小次郎は、那津を身体に乗せたまま、抱きしめてくれている。
いくら那津が細身で小次郎より軽くても、全体重を預けたら重いはずだ。
「ごめん、重いよな」
那津が身体を起こそうと身動ぎするが、それを阻むようにますますきつく抱きしめられた。
「おいって」
「ダメです。まだ、このままでいてください」
「俺は女子じゃねえんだから重いだろ」
「この重みが嬉しいんです」
ジタバタしても、腕の強さは緩まない。

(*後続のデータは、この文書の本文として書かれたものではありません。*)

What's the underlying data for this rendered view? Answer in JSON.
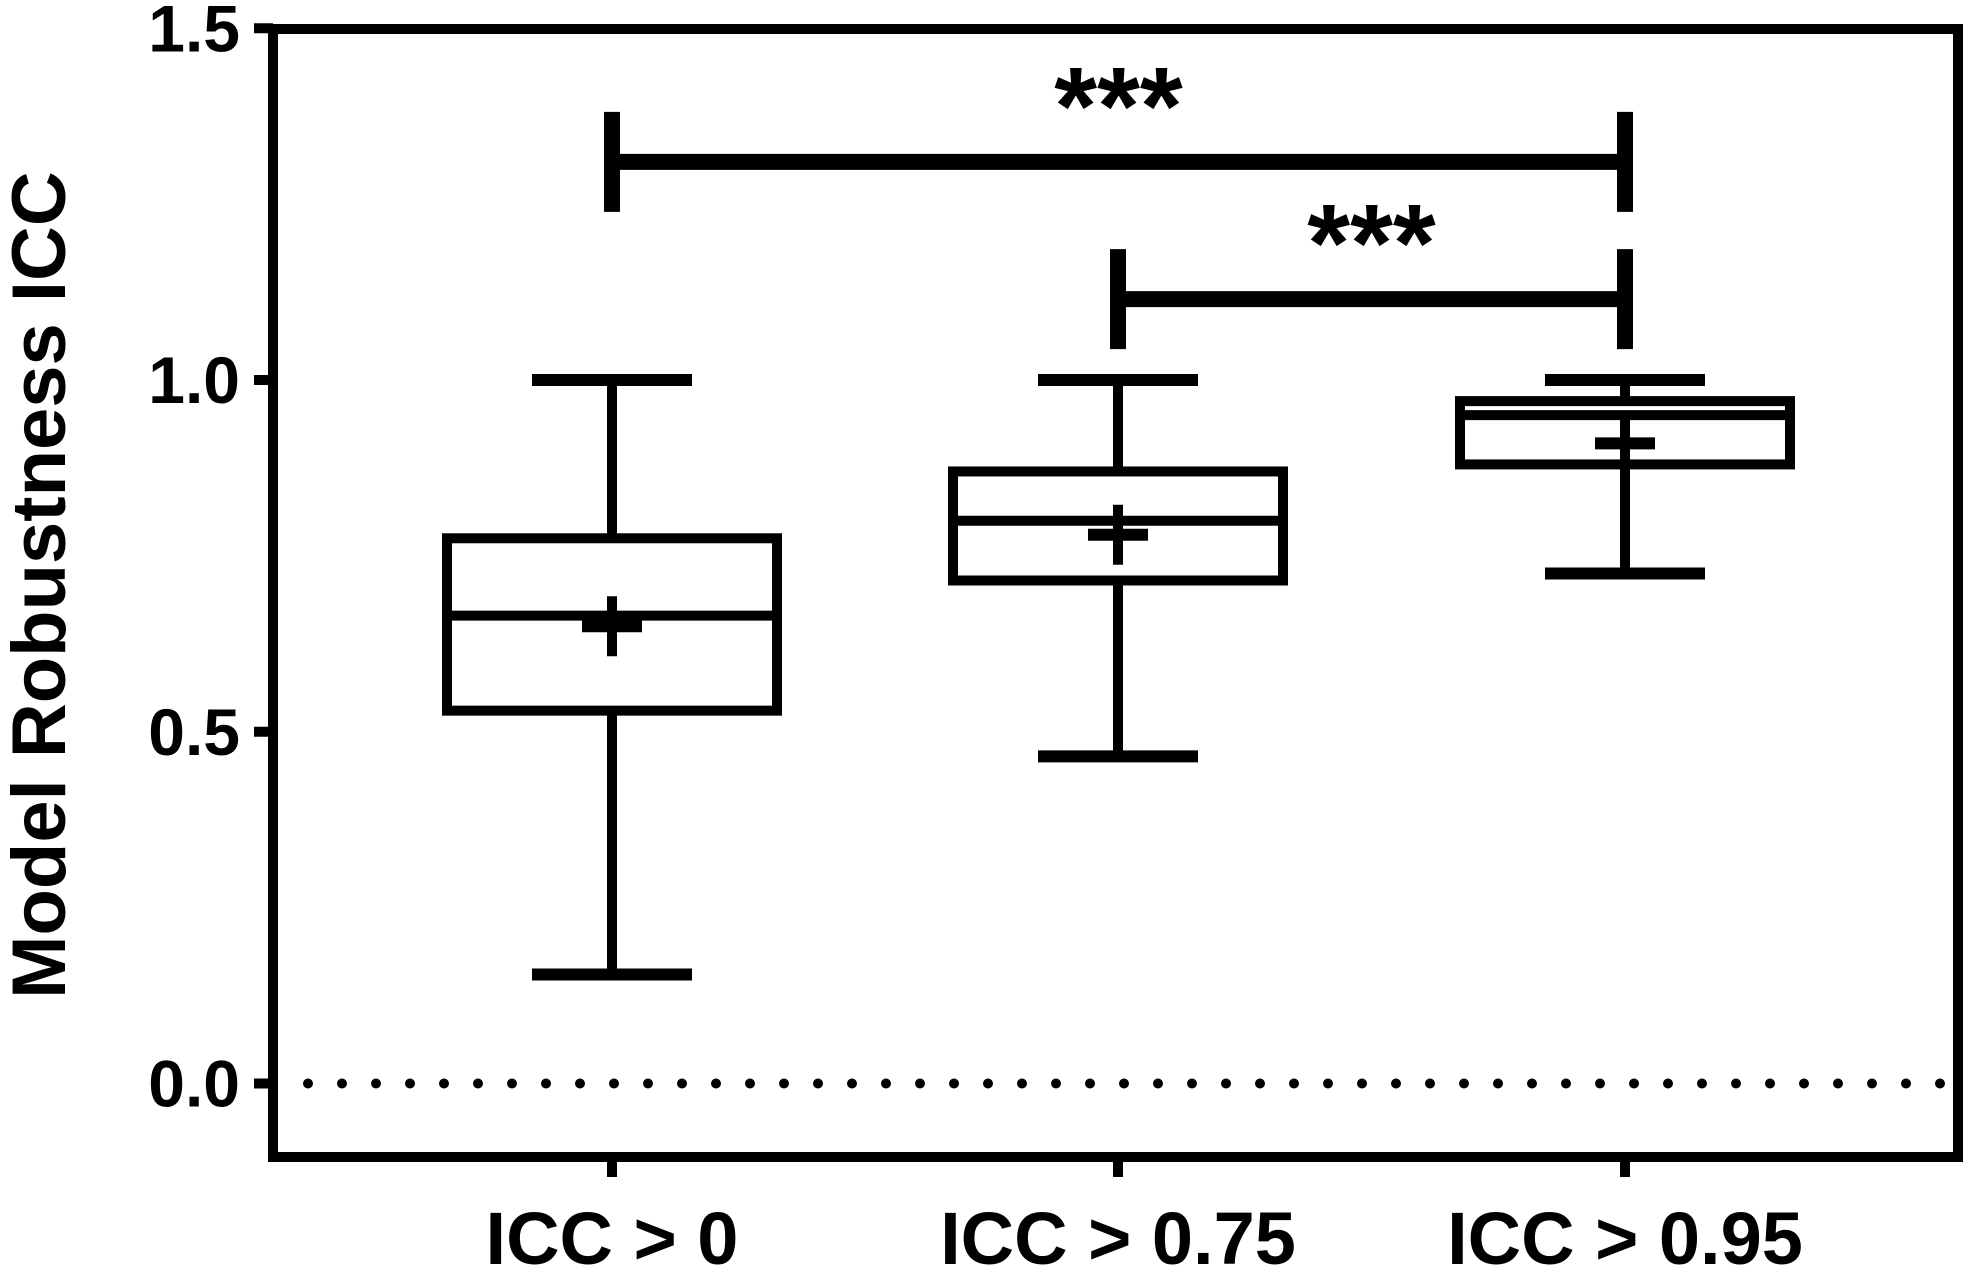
{
  "chart_data": {
    "type": "box",
    "ylabel": "Model Robustness  ICC",
    "ylim": [
      -0.1,
      1.5
    ],
    "yticks": [
      {
        "value": 0.0,
        "label": "0.0"
      },
      {
        "value": 0.5,
        "label": "0.5"
      },
      {
        "value": 1.0,
        "label": "1.0"
      },
      {
        "value": 1.5,
        "label": "1.5"
      }
    ],
    "reference_line": {
      "y": 0.0,
      "style": "dotted"
    },
    "categories": [
      "ICC > 0",
      "ICC > 0.75",
      "ICC > 0.95"
    ],
    "boxes": [
      {
        "min": 0.155,
        "q1": 0.53,
        "median": 0.665,
        "q3": 0.775,
        "max": 1.0,
        "mean": 0.65
      },
      {
        "min": 0.465,
        "q1": 0.715,
        "median": 0.8,
        "q3": 0.87,
        "max": 1.0,
        "mean": 0.78
      },
      {
        "min": 0.725,
        "q1": 0.88,
        "median": 0.95,
        "q3": 0.97,
        "max": 1.0,
        "mean": 0.91
      }
    ],
    "significance": [
      {
        "from": 0,
        "to": 2,
        "y": 1.31,
        "label": "***"
      },
      {
        "from": 1,
        "to": 2,
        "y": 1.115,
        "label": "***"
      }
    ],
    "grid": false,
    "legend": "none"
  }
}
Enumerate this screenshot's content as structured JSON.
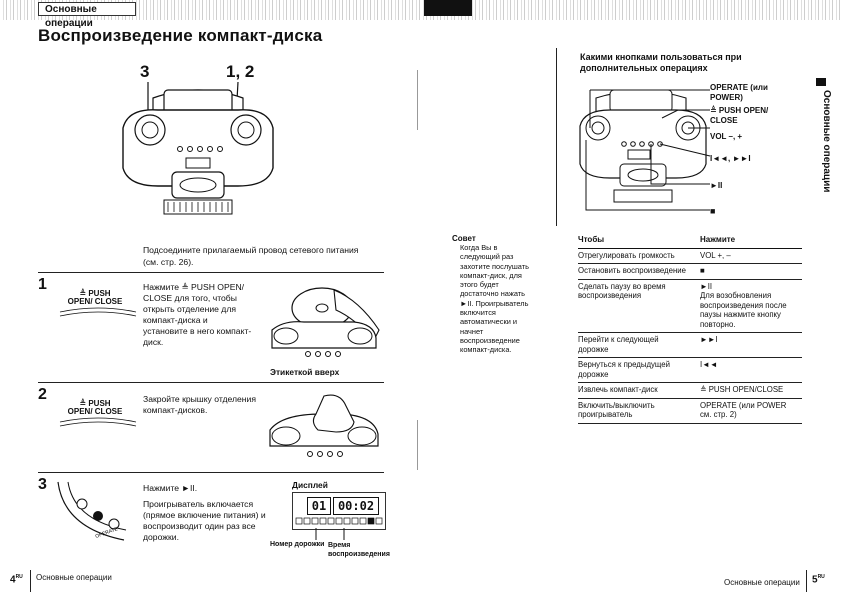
{
  "header": {
    "section": "Основные операции"
  },
  "left_page": {
    "title": "Воспроизведение компакт-диска",
    "callouts": [
      "3",
      "1, 2"
    ],
    "intro": [
      "Подсоедините прилагаемый провод сетевого питания",
      "(см. стр. 26)."
    ],
    "steps": [
      {
        "number": "1",
        "button_label": [
          "PUSH",
          "OPEN/ CLOSE"
        ],
        "text": [
          "Нажмите ≜ PUSH OPEN/",
          "CLOSE для того, чтобы",
          "открыть отделение для",
          "компакт-диска и",
          "установите в него компакт-",
          "диск."
        ],
        "caption": "Этикеткой вверх"
      },
      {
        "number": "2",
        "button_label": [
          "PUSH",
          "OPEN/ CLOSE"
        ],
        "text": [
          "Закройте крышку отделения",
          "компакт-дисков."
        ]
      },
      {
        "number": "3",
        "text_line": "Нажмите ►II.",
        "text": [
          "Проигрыватель включается",
          "(прямое включение питания) и",
          "воспроизводит один раз все",
          "дорожки."
        ],
        "display_title": "Дисплей",
        "display_track": "01",
        "display_time": "00:02",
        "label_track": "Номер дорожки",
        "label_time": [
          "Время",
          "воспроизведения"
        ],
        "dial_label": "OPERATE"
      }
    ],
    "footer": {
      "page": "4",
      "suffix": "RU",
      "section": "Основные операции"
    }
  },
  "tip": {
    "title": "Совет",
    "lines": [
      "Когда Вы в",
      "следующий раз",
      "захотите послушать",
      "компакт-диск, для",
      "этого будет",
      "достаточно нажать",
      "►II. Проигрыватель",
      "включится",
      "автоматически и",
      "начнет",
      "воспроизведение",
      "компакт-диска."
    ]
  },
  "right_page": {
    "heading": [
      "Какими кнопками пользоваться при",
      "дополнительных операциях"
    ],
    "diagram_labels": [
      [
        "OPERATE (или",
        "POWER)"
      ],
      [
        "≜ PUSH OPEN/",
        "CLOSE"
      ],
      [
        "VOL –, +"
      ],
      [
        "I◄◄, ►►I"
      ],
      [
        "►II"
      ],
      [
        "■"
      ]
    ],
    "sidebar": "Основные операции",
    "table": {
      "headers": [
        "Чтобы",
        "Нажмите"
      ],
      "rows": [
        {
          "action": [
            "Отрегулировать громкость"
          ],
          "press": [
            "VOL +, –"
          ]
        },
        {
          "action": [
            "Остановить воспроизведение"
          ],
          "press": [
            "■"
          ]
        },
        {
          "action": [
            "Сделать паузу во время",
            "воспроизведения"
          ],
          "press": [
            "►II",
            "Для возобновления",
            "воспроизведения после",
            "паузы нажмите кнопку",
            "повторно."
          ]
        },
        {
          "action": [
            "Перейти к следующей",
            "дорожке"
          ],
          "press": [
            "►►I"
          ]
        },
        {
          "action": [
            "Вернуться к предыдущей",
            "дорожке"
          ],
          "press": [
            "I◄◄"
          ]
        },
        {
          "action": [
            "Извлечь компакт-диск"
          ],
          "press": [
            "≜ PUSH OPEN/CLOSE"
          ]
        },
        {
          "action": [
            "Включить/выключить",
            "проигрыватель"
          ],
          "press": [
            "OPERATE (или POWER",
            "см. стр. 2)"
          ]
        }
      ]
    },
    "footer": {
      "page": "5",
      "suffix": "RU",
      "section": "Основные операции"
    }
  }
}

那津は諦めて、身体を小次郎に預けた。
「……嬉しいのかよ」
「はい」
「なんで」
「那津さんはかっこいい男性なんだと、改めて実感できるからです」
「そうかよ」
耳元で、小次郎の熱い息を感じた。
「那津さん、僕は本当に那津さんさえ傍にいてくれたら、他に何もいらないんです……」
「小次郎……」
きつく抱きしめられると、すごく安心する。
そして、ずっとこうされたかったのだと、実感した。
「好きです、那津さんが、好きだ」
苦しげに告げられて、胸の奥がギュッと甘く痛んだ。
「那津さん、どうしても嫌なら逃げて、僕を殴ってでも逃げてください」
抱きしめる腕がわずかに緩む。
「やだって言ってるだろ」
腕の拘束を緩めてほしくなくて、自分からもしがみついた。
「……途中で嫌だと言っても止められないですよ」
ワントーン低く、冷たくも聞こえる声で告げられ、全身が波打つようにわななく。
身体の奥深い部分が反応していた。
「う……。つい、嫌とか声に出るかもしれないけど……俺は、逃げねえ!」
もしかしたらとうすうす感じていたが、やっぱり俺はマゾッ気があるのかもしれない。